How to know when to refinance!

In spite of the bad press right now may be a great time to refinance with rates at historic lows. CNN reported in September 2008, the rate on a 30 yr fixed mortgage dipped to 5.93%.

The decision to refinance is subject to one basic premise: decide if refinancing presents enough financial advantage to make the deal worthwhile. Easy online mortgage calculators can help the consumer to compare the cost of maintaining their current mortgage, against obtaining a new one. You should have specific numbers regarding costs and fees, from a lender you trust. By having solid estimates from a lender, together you can prepare budget projections and compare those projections to the current situation to determine how much you can reduce monthly expenses.

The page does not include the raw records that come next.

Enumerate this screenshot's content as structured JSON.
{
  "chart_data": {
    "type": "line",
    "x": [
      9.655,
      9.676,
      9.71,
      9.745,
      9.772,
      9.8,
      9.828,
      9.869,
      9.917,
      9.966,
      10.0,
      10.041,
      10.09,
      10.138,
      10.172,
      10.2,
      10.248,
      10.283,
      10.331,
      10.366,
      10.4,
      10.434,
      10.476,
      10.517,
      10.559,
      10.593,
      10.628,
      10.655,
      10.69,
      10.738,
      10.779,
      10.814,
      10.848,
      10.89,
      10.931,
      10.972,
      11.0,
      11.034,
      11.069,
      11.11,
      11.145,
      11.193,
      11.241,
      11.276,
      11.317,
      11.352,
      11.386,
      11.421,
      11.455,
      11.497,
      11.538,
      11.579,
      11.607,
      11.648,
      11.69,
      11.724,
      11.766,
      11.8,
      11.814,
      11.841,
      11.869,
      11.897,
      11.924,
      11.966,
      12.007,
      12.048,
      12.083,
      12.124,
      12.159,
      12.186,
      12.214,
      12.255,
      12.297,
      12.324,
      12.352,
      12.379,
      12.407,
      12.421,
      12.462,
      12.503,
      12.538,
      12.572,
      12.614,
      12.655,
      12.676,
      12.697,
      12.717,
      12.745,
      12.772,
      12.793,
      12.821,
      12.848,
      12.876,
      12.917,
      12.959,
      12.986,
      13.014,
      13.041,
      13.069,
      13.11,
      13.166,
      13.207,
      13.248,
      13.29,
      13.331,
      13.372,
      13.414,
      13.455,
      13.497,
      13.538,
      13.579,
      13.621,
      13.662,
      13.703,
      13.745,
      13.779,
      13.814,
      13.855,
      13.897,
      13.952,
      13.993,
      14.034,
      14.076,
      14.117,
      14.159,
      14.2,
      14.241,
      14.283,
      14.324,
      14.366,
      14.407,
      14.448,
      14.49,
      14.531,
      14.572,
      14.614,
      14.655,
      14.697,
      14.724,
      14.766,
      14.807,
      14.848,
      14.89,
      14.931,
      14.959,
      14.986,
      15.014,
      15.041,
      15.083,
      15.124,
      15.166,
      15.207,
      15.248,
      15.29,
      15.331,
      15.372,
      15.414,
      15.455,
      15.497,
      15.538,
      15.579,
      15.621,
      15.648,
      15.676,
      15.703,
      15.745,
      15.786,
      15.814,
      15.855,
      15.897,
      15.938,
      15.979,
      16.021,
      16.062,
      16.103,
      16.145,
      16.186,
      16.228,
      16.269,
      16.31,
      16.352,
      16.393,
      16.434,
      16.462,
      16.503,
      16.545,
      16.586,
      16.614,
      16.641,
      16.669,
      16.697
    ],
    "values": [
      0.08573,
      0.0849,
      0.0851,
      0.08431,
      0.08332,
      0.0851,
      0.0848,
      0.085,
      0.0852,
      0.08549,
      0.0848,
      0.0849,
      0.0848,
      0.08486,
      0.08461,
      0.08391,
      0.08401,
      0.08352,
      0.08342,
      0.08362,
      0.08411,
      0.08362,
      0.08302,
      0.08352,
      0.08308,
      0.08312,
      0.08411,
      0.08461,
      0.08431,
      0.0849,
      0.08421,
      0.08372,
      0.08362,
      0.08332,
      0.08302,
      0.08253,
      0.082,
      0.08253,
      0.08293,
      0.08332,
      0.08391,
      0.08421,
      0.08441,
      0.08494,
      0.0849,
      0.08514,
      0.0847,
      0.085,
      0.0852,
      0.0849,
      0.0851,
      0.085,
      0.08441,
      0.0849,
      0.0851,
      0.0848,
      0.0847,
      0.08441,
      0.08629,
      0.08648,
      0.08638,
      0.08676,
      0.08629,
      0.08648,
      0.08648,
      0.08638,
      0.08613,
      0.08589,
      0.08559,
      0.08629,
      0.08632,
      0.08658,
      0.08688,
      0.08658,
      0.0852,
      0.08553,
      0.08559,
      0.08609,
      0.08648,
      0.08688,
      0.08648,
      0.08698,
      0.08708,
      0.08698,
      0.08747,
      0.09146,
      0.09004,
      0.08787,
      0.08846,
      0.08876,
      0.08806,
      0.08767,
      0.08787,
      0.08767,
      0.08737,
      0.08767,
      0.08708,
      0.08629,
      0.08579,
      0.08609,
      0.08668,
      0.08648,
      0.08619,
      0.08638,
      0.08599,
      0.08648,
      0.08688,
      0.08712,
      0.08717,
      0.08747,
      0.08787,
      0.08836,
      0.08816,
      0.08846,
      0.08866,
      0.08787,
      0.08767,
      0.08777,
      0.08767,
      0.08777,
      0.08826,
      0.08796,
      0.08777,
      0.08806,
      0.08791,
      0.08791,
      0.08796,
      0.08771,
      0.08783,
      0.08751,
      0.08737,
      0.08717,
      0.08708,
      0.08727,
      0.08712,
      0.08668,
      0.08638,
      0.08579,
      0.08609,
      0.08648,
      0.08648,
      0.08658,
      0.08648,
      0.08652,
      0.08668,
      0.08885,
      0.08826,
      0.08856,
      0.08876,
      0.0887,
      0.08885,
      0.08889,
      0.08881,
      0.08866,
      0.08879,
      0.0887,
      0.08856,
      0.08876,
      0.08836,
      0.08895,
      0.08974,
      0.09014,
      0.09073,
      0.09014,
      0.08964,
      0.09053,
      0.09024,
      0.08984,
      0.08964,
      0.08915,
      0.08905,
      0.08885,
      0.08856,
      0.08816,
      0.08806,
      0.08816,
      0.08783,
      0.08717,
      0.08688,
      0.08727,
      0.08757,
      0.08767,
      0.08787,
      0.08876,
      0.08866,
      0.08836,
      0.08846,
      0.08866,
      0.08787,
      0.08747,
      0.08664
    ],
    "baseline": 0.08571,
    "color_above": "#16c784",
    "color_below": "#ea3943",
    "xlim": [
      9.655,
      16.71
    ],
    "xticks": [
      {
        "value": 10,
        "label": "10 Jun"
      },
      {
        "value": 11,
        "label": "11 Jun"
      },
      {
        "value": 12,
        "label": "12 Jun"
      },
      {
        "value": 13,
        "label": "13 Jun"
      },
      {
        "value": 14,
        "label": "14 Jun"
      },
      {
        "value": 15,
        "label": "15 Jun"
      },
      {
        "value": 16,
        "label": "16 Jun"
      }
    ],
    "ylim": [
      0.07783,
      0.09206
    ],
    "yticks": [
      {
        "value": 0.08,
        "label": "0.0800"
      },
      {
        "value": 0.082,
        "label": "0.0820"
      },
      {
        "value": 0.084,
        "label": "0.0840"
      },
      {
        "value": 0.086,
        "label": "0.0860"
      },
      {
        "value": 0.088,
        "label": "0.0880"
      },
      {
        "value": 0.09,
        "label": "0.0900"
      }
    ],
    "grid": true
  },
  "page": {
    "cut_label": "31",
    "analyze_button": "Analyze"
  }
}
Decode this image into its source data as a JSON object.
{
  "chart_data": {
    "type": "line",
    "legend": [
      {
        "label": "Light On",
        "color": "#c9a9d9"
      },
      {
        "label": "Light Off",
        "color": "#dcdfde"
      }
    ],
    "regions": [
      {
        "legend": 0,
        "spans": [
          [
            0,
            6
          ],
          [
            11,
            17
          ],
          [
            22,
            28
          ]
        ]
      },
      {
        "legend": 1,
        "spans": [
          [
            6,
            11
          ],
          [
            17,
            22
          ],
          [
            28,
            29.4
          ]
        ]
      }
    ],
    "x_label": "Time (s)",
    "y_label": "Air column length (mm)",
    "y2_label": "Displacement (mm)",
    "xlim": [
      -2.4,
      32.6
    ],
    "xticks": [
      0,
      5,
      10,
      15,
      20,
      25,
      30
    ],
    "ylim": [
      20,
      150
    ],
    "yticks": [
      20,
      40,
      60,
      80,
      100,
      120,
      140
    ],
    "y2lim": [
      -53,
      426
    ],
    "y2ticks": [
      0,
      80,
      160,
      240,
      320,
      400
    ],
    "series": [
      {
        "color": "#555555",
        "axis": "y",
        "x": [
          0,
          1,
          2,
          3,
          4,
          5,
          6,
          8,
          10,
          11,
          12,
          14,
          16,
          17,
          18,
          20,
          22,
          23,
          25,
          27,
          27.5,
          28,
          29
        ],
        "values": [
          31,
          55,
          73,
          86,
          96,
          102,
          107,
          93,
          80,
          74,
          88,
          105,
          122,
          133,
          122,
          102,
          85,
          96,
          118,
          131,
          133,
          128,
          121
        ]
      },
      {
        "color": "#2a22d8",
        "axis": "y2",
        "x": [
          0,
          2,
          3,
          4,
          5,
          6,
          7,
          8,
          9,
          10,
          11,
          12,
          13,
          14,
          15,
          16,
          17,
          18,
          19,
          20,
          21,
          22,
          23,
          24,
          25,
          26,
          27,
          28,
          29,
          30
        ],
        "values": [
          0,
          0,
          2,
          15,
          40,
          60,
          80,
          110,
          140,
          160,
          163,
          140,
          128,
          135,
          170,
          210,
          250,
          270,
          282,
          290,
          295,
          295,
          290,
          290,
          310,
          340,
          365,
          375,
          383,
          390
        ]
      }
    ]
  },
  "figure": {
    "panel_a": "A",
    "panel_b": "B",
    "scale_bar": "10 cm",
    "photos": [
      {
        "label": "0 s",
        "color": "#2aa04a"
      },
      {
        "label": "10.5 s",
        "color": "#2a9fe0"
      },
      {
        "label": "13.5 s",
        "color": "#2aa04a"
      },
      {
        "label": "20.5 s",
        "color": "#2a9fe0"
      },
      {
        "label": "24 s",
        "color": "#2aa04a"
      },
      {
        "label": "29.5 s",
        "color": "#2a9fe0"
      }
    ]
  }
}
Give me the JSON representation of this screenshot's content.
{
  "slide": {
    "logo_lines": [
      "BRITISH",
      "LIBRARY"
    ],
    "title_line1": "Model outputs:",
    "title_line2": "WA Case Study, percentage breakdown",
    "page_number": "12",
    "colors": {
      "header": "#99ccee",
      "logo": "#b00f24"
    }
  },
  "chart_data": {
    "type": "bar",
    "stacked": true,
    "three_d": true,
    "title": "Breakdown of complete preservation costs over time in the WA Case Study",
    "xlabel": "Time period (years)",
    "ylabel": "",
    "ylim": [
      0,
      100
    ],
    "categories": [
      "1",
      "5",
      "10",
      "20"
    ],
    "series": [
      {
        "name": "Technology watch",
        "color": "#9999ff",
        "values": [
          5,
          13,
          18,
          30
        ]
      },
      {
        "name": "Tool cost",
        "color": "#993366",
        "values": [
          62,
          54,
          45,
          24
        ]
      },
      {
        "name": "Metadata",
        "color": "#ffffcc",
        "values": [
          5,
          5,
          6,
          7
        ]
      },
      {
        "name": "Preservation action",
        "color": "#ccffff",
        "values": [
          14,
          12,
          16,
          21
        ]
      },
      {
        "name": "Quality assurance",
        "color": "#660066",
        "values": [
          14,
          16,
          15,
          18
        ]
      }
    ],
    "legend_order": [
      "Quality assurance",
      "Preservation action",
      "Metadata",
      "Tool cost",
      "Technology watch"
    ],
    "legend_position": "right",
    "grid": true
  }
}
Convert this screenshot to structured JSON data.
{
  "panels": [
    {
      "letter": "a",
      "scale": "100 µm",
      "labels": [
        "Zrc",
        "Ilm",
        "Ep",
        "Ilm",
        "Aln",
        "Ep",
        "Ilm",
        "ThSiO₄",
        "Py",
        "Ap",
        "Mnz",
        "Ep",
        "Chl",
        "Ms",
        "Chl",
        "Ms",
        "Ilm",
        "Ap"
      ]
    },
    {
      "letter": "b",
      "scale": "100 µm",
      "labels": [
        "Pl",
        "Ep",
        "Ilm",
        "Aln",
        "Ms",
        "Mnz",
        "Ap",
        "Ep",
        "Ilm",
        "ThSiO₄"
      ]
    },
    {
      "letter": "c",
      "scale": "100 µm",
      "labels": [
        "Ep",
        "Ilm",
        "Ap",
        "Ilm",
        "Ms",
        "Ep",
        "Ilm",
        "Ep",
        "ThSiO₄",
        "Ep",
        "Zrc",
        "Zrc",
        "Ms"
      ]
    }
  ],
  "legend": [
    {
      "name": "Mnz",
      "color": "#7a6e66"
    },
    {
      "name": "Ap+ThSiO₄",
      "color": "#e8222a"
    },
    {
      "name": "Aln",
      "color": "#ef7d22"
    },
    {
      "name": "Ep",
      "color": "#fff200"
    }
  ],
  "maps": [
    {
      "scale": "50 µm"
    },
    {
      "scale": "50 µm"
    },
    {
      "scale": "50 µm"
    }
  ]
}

Also calculate how long it will take to recover the initial fees and costs of refinancing. Things such as prepaid mortgage insurance, prepaid discount points, title searches, appraisals, inspections, and other mortgage processing fees, can and will add significantly to the cost of the refinancing process. If possible, these one time fees should be paid for "up front" by the consumer, rather than being included in the amount to be financed. Once the consumer has the estimated total for these one time fees, they should compare this figure to their total estimated monthly mortgage savings, and determine how long it will take for the savings to pay back those extra costs. It is often said that, if the mortgage savings won't pay for the costs of refinancing within seven years, then that money is being poorly spent and refinancing should be avoided at that time.Consumers might be well advised, at this time, to avoid refinancing a home mortgage in order to "cash out" equity. Because home values are radically deflated over much of the country right now, equity valuations are also at historic lows. Unless the equity funds are to be used immediately to retire debt at high interest rates, or to improve the subject property in ways which will significantly increase its value, you may wish to wait until a home's value rebounds before they tap into its equity value. As mentioned before, do the math to determine if the cost of cashing out equity is justified by the potential savings from refinancing.A lot of people may be putting too much emphasis on non essential factors. The election, the bailouts of large financial institutions, inflation, and unemployment rates actually have little bearing on the decision. Those larger economic dynamics take their own course regardless of how responsible consumers handle home mortgages. Homeowners must decide for themselves, based on their budget whether or not refinancing shall pay them the dividends which justify the effort to restructure their home mortgages.